Além disso, focamo-nos sobre a violência cometida contra as mulheres, nomeadamente sobre as mulheres que morreram sob os golpes dos seus companheiros. É um problema social, e não feminilidade. Sem absolutamente perdoar ou mesmo minorar esse dramático problema social, gostaríamos de revelar outra violência ainda mais dramática e massiva infligida a milhões de mulheres e homens em todo o mundo, sem que se levante indignação ou protesto. Pelo contrário, ninguém fala sobre isso. Não há organização que combata essas violações psicológicas, esses assédios patronais, esses genocídios profissionais diários. Essa é a violência sofrida nas empresas. Aquela que mata e prejudica centenas de pessoas por dia.
Quem sabe que os acidentes de trabalho matam um trabalhador (sem distinção de sexo) a cada quinze segundos? Ou seja,  6.300 pessoas por dia. No total, a cada ano, 2,3 milhões de homens e mulheres trabalhadores(as) são mortos no trabalho devido à falta de medidas de segurança, à negligência criminal dos patrões. Sem mencionar os outros milhões de trabalhadores feridos, declarados inaptos para a vida.
 
Verdadeiro holocausto perpetrado nas empresas perante a  indiferença geral. Sem esquecer todas as outras formas de assédio infligidas diariamente aos assalariados das empresas. Bullying. Suicídios. Alienação. Desigualdades entre trabalhadores "intelectuais" (altamente remunerados) e trabalhadores manuais (miseravelmente pagos), entre projectistas (valorizados) e executores (desprezados). Ninguém fala sobre essa desigualdade entre trabalhadores intelectuais e manuais. Ninguém denuncia a desigualdade de riqueza entre a classe dominante parasitária minoritária e a classe proletária maioritária.

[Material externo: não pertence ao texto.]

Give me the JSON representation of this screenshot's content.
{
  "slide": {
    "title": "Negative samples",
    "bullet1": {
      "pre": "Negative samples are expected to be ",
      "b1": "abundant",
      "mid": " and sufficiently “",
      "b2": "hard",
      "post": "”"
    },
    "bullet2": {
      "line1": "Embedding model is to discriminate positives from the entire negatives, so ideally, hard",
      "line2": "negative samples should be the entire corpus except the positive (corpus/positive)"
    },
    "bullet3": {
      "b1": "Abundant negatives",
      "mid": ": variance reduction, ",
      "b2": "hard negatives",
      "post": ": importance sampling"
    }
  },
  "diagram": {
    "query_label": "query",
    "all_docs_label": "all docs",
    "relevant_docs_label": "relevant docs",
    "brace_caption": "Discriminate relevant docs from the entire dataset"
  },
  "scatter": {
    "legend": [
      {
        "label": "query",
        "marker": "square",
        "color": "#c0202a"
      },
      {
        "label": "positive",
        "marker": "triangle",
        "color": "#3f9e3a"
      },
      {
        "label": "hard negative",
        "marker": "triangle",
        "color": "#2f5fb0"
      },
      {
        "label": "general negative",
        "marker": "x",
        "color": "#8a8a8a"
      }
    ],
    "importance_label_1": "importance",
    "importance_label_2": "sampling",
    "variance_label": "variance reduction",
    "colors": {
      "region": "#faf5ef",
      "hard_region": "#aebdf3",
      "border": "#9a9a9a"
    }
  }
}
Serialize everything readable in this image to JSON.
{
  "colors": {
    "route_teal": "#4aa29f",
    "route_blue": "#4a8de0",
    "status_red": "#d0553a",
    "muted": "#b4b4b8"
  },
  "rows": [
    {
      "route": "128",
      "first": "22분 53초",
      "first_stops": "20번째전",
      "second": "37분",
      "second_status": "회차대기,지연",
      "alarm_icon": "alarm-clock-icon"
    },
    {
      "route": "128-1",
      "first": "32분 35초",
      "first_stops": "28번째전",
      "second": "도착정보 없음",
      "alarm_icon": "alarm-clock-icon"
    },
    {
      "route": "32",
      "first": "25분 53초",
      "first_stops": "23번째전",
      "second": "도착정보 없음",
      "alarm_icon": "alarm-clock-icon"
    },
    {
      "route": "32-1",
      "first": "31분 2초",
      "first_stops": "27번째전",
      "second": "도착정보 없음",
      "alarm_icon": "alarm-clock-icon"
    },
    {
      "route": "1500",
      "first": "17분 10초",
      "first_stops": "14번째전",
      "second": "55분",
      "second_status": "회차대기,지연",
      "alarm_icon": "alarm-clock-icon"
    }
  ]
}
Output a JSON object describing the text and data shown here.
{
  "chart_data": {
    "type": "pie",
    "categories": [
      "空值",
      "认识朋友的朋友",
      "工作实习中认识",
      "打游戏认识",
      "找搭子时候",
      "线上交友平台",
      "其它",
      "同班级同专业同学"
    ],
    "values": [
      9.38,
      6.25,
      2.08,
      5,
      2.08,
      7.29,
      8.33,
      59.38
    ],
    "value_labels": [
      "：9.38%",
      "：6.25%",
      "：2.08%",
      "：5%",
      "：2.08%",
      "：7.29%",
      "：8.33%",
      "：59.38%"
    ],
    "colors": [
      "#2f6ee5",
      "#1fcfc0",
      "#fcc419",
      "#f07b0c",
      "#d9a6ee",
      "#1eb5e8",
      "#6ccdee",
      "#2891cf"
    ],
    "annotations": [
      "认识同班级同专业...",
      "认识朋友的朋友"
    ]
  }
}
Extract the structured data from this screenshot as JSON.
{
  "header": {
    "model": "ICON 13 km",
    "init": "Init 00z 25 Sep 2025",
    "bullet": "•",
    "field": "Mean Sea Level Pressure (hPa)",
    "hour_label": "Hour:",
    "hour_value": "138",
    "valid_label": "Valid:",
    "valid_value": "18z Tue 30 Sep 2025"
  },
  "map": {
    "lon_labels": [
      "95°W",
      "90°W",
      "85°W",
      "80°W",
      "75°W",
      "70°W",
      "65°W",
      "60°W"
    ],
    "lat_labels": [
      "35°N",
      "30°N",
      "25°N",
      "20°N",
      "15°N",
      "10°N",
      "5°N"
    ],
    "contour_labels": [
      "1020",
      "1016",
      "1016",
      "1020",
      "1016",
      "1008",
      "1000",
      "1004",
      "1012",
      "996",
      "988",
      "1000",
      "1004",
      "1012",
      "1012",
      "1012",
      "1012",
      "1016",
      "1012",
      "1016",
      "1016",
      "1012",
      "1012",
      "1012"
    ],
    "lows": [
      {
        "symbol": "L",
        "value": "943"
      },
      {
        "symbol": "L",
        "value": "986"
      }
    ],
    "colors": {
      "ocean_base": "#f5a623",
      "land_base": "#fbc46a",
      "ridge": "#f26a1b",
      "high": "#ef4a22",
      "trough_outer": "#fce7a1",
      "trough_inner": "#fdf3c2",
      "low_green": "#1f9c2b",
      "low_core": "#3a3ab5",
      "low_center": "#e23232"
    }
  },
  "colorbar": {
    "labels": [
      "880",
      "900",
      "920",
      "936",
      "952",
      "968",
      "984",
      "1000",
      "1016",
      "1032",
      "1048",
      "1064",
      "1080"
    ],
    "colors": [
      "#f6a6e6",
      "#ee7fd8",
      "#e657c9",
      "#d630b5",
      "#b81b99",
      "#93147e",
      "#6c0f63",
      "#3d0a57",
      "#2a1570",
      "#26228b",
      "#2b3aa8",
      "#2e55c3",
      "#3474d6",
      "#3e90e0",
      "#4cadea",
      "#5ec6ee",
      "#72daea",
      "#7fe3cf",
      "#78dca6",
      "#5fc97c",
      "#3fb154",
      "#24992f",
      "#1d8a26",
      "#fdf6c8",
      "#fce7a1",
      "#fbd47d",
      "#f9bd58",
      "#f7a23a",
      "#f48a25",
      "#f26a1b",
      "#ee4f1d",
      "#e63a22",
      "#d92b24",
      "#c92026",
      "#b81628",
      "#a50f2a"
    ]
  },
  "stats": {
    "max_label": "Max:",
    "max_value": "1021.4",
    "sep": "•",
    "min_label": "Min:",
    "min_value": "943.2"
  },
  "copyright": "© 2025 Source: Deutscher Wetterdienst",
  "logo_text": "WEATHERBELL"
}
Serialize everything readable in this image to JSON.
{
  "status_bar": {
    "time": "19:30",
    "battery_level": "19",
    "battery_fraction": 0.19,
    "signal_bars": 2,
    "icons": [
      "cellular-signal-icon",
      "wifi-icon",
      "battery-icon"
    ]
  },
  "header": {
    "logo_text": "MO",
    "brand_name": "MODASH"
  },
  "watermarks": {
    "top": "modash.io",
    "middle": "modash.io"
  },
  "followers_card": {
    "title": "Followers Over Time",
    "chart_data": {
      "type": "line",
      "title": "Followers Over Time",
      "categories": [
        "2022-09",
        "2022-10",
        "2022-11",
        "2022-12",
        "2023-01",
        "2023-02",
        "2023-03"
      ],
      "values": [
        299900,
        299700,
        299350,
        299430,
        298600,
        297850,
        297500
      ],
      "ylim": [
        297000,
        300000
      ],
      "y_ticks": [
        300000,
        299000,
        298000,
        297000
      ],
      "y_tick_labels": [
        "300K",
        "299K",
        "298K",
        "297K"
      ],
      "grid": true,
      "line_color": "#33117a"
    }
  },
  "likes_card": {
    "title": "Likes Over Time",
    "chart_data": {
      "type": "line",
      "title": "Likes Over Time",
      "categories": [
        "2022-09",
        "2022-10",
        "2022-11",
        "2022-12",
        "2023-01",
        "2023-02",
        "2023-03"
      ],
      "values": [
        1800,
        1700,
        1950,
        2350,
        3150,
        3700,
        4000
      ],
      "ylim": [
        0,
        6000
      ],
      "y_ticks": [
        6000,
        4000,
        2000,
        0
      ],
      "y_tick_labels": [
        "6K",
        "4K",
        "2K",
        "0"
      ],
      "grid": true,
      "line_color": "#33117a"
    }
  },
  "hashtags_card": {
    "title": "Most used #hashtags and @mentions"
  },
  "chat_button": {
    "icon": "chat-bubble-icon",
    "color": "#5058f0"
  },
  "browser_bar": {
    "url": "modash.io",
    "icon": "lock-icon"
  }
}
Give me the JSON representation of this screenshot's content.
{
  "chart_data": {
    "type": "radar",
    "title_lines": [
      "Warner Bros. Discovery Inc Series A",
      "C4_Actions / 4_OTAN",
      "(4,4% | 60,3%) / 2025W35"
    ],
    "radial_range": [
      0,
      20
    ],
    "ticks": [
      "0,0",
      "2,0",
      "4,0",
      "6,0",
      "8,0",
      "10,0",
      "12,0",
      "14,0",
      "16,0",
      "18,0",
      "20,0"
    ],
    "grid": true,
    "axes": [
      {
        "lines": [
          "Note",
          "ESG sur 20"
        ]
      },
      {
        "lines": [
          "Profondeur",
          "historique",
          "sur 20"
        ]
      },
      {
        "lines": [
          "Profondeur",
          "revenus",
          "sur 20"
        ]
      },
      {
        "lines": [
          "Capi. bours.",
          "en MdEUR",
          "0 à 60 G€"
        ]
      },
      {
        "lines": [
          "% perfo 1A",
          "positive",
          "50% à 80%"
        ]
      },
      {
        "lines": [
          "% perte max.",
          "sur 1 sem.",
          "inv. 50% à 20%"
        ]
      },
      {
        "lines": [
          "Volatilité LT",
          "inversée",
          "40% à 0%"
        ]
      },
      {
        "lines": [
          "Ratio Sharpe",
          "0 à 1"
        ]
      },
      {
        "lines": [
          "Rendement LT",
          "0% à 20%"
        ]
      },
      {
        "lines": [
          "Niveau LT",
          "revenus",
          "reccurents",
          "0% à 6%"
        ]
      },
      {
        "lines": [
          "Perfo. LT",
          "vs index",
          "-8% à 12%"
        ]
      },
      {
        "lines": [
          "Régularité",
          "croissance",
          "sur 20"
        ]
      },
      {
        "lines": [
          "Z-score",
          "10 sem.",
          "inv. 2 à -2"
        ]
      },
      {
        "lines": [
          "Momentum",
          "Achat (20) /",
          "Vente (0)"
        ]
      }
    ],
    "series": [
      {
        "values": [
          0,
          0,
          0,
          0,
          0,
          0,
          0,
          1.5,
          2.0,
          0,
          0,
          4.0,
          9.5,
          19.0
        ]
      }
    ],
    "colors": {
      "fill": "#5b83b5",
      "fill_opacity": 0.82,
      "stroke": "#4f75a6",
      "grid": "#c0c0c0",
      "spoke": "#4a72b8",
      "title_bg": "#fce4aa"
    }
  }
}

O capitalismo carrega no seu ventre a morte, como as nuvens a tempestade. O capitalismo polui. O capitalismo é racista. O capitalismo é sexista. O capitalismo explora e oprime homens e mulheres. O capitalismo é imperialista. O capitalismo é tóxico, prejudicial, patogénico. Hoje, ele prova que é incapaz de superar um simples vírus, por causa da sua senilidade, da sua decadência. O coronavírus revelou o estado de morbidez avançada do capitalismo, que se tornou perigosa para a humanidade. Porque ele não apenas provou a sua incapacidade congénita de alimentar a humanidade, como hoje está a demonstrar de forma notória a sua incapacidade de proteger a humanidade de doenças, em particular devido à destruição de serviços sociais e infraestrutura hospitalar infligidos à sociedade.

Seja como for, a libertação e a emancipação das mulheres nunca serão alcançadas no quadro da sociedade capitalista. O combate da mulher está consubstancialmente ligado ao do homem, seu igual, e vice-versa. O seu inimigo é comum: o capitalismo, as tradições arcaicas opressivas, o patriarcado, as religiões regressivas e agressivas, os comportamentos destrutivos, as atitudes anti-sociais, os valores de mercado, os produtos de um capitalismo em putrefacção.

Hoje, o seu principal adversário é a fragmentação da sua luta radical em reivindicações parcelares. O feminismo é o caminho real para a apropriação indevida da luta emancipatória, a dispersão do combate salvífico, a fragmentação da consciência política revolucionária. Numa palavra: a esterilização do confronto de classes. O feminismo é o melhor aliado do capital.